Another local brand is Nuuk Couture, a Greenland-inspired fashion line created by local designer Louise Lynge Hansen. Hansen always dreamed of launching her own line, and finally pushed herself to do it after overcoming cancer. Visit her boutique 3900 FUTURE (Aqqusinersuaq 1-3) for apparel with Inuit patterns and northern lights designs.
Go beer tasting
Beer lovers can take a tour of Godthaab Bryghus and sample some of its best brews. The island’s oldest and largest brewery has been creating some of the most popular beers in Greenland since 2006. Jörg-Erich Sennhenn, the head brewer at Godthaab, will take you on a journey from the start to the end of the beer-making process. At various stages, you’ll get to taste each of the five different beers they produce: including the Godthaab Classic Bâja and the sweet Pullartat champagne beer.
Try haute cuisine, Greenland style
Greenland’s culinary landscape has changed dramatically since the arrival of several gourmet restaurants in Nuuk.
Sarfalik is one example, serving New Nordic cuisine using Greenland’s natural produce. The fine-dining restaurant’s tasting menu lets you sample the best on offer, from musk-ox tartare to roasted halibut. Katuaq, the Cultural Centre’s main dining venue, also serves new Greenlandic fare at wallet-friendlier prices. For a taste of Nuuk’s freshest produce, order the seafood platter, which promises a hefty portion of shrimps, snow crab, mussels and smoked scallops.
With the fjords as its backdrop, Inuk Hostels adds a new spin on traditional Inuit dishes, such as mini musk ox burgers.
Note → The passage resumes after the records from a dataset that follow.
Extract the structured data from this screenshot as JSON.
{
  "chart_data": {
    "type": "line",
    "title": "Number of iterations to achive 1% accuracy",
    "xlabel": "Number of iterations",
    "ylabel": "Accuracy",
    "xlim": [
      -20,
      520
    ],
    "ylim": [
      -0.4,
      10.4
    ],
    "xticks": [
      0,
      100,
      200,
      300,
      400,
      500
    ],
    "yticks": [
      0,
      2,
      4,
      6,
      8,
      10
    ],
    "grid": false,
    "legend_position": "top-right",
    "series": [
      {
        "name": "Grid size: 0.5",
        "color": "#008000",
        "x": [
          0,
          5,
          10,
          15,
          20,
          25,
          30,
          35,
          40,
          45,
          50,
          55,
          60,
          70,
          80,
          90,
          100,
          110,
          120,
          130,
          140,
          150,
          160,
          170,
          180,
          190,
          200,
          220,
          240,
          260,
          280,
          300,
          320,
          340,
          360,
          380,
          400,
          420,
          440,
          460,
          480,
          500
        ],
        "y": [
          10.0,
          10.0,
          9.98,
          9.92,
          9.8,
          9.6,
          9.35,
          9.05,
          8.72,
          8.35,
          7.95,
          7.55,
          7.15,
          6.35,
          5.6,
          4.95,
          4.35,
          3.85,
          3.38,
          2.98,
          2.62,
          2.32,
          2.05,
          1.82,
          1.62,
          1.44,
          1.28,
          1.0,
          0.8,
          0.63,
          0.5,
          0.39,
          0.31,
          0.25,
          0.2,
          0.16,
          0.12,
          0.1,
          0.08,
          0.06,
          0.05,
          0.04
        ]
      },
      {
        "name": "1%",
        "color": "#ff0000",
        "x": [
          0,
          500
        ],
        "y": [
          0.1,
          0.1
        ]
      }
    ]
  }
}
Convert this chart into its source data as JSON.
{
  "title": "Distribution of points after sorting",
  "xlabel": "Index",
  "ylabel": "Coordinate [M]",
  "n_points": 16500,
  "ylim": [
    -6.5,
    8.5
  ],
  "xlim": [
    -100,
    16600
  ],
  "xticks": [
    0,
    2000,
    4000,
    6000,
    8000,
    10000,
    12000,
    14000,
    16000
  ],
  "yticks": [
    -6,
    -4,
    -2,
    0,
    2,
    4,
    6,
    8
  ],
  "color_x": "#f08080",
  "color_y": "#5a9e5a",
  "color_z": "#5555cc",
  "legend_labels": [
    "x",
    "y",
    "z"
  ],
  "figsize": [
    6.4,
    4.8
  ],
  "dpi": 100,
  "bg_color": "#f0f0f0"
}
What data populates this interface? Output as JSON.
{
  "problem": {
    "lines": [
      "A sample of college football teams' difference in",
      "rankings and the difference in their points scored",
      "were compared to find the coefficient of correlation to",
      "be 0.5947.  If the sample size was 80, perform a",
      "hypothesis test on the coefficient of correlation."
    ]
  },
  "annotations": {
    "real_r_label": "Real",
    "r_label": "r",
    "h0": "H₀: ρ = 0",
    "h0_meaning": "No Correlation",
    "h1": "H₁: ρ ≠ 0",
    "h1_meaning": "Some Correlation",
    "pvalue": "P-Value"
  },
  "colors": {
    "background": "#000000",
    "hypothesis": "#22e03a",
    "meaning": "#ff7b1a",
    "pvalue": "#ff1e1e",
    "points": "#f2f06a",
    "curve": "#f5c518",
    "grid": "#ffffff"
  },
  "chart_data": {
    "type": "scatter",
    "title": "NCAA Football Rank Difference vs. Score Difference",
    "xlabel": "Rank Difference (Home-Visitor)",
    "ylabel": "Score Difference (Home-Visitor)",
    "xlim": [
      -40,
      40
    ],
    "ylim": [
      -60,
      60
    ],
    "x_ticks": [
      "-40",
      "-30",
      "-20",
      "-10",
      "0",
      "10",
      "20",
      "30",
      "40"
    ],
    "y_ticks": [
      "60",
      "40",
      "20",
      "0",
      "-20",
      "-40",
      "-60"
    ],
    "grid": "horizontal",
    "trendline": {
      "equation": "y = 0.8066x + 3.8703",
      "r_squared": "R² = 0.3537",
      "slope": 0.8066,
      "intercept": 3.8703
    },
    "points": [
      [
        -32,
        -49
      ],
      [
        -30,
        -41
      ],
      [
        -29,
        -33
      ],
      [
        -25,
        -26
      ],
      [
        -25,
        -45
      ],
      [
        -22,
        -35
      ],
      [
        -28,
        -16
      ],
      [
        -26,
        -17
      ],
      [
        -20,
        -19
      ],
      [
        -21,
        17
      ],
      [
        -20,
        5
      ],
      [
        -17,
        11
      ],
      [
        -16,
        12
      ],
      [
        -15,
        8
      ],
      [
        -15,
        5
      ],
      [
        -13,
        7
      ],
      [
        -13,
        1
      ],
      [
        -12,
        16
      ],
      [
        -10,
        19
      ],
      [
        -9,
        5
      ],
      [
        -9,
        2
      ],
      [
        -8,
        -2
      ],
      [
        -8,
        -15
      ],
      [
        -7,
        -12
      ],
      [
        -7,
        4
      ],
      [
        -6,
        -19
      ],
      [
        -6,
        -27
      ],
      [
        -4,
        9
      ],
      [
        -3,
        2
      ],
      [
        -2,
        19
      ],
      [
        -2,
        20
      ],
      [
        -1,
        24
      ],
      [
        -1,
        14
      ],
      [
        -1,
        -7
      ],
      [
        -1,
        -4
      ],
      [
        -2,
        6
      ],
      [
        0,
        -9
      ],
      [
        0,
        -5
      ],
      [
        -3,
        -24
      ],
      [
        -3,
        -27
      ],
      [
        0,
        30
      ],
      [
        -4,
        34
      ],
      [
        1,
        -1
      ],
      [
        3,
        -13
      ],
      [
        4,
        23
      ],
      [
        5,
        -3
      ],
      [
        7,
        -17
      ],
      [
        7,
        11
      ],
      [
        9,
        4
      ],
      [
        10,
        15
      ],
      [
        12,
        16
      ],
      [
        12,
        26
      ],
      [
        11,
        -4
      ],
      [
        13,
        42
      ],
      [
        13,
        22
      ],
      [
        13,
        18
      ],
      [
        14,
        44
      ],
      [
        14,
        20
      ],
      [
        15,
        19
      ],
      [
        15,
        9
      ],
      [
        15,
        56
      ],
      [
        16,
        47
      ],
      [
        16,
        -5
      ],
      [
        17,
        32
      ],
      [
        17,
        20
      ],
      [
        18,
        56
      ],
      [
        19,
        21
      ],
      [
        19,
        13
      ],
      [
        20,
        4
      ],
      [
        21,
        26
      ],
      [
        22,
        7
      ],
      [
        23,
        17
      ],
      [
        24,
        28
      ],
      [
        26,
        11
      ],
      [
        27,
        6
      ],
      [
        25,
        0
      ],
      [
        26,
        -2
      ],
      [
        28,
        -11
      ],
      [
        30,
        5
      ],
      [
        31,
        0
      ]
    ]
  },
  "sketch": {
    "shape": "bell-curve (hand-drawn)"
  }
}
Experience Arctic nightlife
Despite Nuuk’s small scale, there’s no shortage of character-filled bars in town. The pedestrianised Imaneq St is flanked by drinking holes where locals convene: archetypal pub Takuss is decorated with antique skis and kayaks, while Kristinemut is a cosy and intimate bar that resembles a wooden log cabin. The biggest bar in town is probably Daddy’s, a traditional Irish pub with pool tables and a raving scene on weekend nights. Skyline Bar on the top level of Hotel Hans Egede has the best view in Nuuk.
Make Nuuk happen
Nuuk is located on the southwestern coast of Greenland, and is accessible only by air. Air Greenland flies from Copenhagen, Denmark (6 hours) and Keflavik, Iceland (3 hours) direct to Nuuk. The airport is 4km from town; bus number 3 runs from the airport to the city centre every hour and costs 15 DKK one way.
The most upscale hotel in town is Hotel Hans Egede, a slick business hotel in the very centre of Nuuk, just steps away from several restaurants and bars.